Michael J. Ross, Ph.D. has served as a member of our board of directors since May 2013. Dr. Ross has served as a Managing Partner at SV Life Sciences, a venture capital firm, since 2002. Dr. Ross served as a Managing Partner at Didyma, LLC, a biotechnology management consulting firm, from 1999 to 2002. Previously, Dr. Ross served as the Chief Executive Officer of CyThera, Inc., Carta Proteomics Inc., MetaXen LLC and Arris Pharmaceutical Corporation. Earlier in his career, Dr. Ross was employed at Genentech, serving in several roles, including Vice President of Development and later Vice President of Medicinal and Biomolecular Chemistry. Dr. Ross serves on the board of directors of Catabasis Pharmaceuticals, Inc., Arsanis, Inc., and Deciphera Pharmaceuticals, Inc., all of which are publicly traded biotechnology or pharmaceutical companies, and the board of overseers of the Thayer School of Engineering at Dartmouth College.
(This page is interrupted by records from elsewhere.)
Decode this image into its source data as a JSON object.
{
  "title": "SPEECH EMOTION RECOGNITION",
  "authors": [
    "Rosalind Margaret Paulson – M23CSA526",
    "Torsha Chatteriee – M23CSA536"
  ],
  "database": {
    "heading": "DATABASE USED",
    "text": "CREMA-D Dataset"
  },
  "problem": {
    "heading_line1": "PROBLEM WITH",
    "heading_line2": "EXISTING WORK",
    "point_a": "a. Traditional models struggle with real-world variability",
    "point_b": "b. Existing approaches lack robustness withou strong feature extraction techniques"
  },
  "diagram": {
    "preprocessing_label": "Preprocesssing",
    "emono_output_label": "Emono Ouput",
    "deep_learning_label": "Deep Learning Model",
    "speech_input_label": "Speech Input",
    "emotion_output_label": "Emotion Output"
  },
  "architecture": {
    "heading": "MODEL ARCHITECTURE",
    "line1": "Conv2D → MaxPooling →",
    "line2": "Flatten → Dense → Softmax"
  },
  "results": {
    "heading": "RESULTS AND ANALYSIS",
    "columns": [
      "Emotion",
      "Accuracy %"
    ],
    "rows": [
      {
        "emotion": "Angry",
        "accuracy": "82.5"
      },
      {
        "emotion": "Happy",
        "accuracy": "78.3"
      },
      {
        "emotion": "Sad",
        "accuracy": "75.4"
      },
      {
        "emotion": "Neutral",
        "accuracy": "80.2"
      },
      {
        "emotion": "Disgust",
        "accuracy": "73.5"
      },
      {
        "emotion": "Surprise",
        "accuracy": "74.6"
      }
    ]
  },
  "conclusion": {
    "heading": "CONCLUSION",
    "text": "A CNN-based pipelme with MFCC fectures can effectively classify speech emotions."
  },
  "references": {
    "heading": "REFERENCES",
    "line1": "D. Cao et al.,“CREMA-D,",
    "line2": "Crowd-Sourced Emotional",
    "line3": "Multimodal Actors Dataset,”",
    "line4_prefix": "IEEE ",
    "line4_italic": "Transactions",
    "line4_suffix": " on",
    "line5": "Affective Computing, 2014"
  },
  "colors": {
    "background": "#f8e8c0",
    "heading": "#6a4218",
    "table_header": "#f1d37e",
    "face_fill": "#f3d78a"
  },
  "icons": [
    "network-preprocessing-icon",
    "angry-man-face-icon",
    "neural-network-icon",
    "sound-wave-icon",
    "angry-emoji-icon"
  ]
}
Dr. Ross received an A.B. from Dartmouth College, a Ph.D. in chemistry from the California Institute of Technology and completed post doctorate training in molecular biology at Harvard University. We believe that Dr. Ross is qualified to serve on our board of directors because of his extensive executive leadership experience and knowledge of the life sciences industry and his service on the board of directors of other life sciences companies.